The nomadic herders usually helped to catch, dress, and position the animals in front of cameras set up close enough to the flock to not cause anxiety in the herd animals. “I had to be smart enough to create a frame that would be comfortable for the animal to be in, because you cannot really contain a goat—you cannot tell a goat, ‘Alright, you go there and do that.’ That does not work,” MarieVic joked. She told me that hardest subjects were “by far the sheep.” She compared the flock to a rippling piece of wool, and said that, on approach, “you create a hole in the fabric, because they’ll run away from you. But they’re not even running, they’re flying. It’s very, very strange. It’s beautiful.” The easiest to work with? Reindeer, which she describes as “the most graceful creatures.”

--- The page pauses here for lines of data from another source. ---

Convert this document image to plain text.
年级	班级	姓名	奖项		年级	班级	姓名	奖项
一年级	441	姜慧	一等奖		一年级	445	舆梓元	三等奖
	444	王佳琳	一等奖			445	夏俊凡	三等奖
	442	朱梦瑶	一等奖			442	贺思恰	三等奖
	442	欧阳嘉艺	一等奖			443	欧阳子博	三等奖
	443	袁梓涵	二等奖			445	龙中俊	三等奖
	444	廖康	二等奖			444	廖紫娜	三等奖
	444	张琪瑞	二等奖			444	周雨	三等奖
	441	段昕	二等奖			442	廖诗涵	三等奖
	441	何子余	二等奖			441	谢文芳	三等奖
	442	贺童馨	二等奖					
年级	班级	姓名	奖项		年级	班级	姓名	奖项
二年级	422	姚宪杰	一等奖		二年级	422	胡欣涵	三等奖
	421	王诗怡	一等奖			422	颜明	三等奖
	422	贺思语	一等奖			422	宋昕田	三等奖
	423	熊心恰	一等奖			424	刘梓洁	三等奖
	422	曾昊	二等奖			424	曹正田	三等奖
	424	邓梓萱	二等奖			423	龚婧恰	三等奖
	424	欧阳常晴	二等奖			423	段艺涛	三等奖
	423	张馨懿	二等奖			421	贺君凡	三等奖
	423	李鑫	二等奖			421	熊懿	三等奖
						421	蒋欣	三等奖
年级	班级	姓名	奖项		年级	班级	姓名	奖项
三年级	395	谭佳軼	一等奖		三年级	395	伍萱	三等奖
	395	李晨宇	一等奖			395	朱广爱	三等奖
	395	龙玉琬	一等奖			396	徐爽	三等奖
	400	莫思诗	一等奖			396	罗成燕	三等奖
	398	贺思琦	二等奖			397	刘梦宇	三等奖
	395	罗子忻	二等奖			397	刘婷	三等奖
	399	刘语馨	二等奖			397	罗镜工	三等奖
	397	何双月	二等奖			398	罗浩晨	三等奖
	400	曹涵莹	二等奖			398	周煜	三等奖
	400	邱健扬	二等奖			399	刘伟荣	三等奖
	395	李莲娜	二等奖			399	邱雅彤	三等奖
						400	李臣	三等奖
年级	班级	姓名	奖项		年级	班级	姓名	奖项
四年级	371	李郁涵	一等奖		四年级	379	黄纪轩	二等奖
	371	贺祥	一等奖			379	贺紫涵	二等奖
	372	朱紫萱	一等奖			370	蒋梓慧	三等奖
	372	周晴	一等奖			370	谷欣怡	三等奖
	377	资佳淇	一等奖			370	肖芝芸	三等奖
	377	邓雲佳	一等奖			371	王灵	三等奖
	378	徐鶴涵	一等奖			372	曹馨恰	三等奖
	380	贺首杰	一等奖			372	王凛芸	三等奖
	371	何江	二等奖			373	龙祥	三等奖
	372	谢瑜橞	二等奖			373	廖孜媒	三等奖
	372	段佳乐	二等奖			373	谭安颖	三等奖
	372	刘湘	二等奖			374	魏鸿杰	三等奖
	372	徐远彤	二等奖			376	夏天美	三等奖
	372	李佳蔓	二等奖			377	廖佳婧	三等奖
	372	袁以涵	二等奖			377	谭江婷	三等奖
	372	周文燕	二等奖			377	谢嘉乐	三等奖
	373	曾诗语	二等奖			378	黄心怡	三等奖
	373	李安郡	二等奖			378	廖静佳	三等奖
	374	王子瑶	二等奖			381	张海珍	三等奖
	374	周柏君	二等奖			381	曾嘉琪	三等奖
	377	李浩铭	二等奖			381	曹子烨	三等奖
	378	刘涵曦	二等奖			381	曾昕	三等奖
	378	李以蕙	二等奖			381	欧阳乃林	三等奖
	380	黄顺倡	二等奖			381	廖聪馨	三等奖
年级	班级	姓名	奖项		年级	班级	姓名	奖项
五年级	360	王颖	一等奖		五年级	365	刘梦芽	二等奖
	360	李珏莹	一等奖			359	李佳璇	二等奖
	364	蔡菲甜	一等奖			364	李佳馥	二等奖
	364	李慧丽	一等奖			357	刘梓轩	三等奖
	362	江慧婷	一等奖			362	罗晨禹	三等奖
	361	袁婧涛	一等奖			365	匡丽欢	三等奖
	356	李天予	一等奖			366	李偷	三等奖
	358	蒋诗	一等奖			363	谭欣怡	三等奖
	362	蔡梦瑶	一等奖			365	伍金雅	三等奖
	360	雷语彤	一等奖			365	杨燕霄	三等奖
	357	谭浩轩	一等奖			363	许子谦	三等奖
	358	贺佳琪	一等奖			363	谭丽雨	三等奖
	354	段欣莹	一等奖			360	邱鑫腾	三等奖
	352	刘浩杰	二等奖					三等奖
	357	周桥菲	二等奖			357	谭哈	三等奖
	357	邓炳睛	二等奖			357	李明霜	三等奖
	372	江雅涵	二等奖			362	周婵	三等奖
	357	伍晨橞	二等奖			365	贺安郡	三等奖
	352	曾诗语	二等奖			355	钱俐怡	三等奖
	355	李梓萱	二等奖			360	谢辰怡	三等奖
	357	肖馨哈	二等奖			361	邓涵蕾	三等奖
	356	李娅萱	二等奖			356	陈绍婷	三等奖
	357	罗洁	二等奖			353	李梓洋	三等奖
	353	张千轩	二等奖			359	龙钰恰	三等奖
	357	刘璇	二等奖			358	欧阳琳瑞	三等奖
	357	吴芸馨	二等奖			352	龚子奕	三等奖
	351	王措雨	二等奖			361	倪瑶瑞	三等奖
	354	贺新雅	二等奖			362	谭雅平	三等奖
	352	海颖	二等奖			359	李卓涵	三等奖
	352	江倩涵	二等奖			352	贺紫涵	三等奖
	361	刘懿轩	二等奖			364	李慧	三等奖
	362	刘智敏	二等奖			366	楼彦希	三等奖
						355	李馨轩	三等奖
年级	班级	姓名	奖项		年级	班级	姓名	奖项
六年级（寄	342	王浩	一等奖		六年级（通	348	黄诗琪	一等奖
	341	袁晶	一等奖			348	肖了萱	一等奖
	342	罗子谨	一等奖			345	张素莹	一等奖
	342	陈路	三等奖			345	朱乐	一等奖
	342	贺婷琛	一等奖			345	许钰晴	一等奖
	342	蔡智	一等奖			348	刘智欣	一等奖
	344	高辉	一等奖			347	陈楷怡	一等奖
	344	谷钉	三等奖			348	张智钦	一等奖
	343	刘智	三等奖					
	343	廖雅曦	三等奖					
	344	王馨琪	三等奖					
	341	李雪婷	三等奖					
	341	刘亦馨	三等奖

Once the animals were wearing the clothes, bought in New York—goats take a medium, sheep take a men’s medium or a women’s large, and reindeer, obviously, can only wear puffers—the artist claims that they barely noticed the difference. “Sometimes the goats would eat their sweaters and go on with their lives, keep on playing, and they couldn’t care less.” MarieVic estimates she spent about $500 on the clothes, and still has them all, except for one piece: a goat ran off into the Gobi Desert wearing a down jacket. The unworried herders assured her that the animal would find its way home eventually, but they had to move on before goat and coat reappeared.

Stills from the video are displayed at Stems Gallery alongside heaps of Uniqlo clothing from the shoot, which, even a year later, “smell very strongly.” (The videos themselves are available at Sedition.) The piles of bright, muddied cashmere reference the waste of fast fashion, the distance travelled by the materials to produce a mass-market sweater. (Uniqlo has recently taken steps to mitigate their environmental impact.) But the images are harder to place than that; in the placid landscape, the animals seem free, and there’s an otherworldly sense that we’re observing an alternate universe where humans have left and the animals wear our clothes like a second skin.
“I had a lot of things I wanted to say in these very simple images,” MarieVic said. “The idea is very simple, but there are a lot of layers to it.”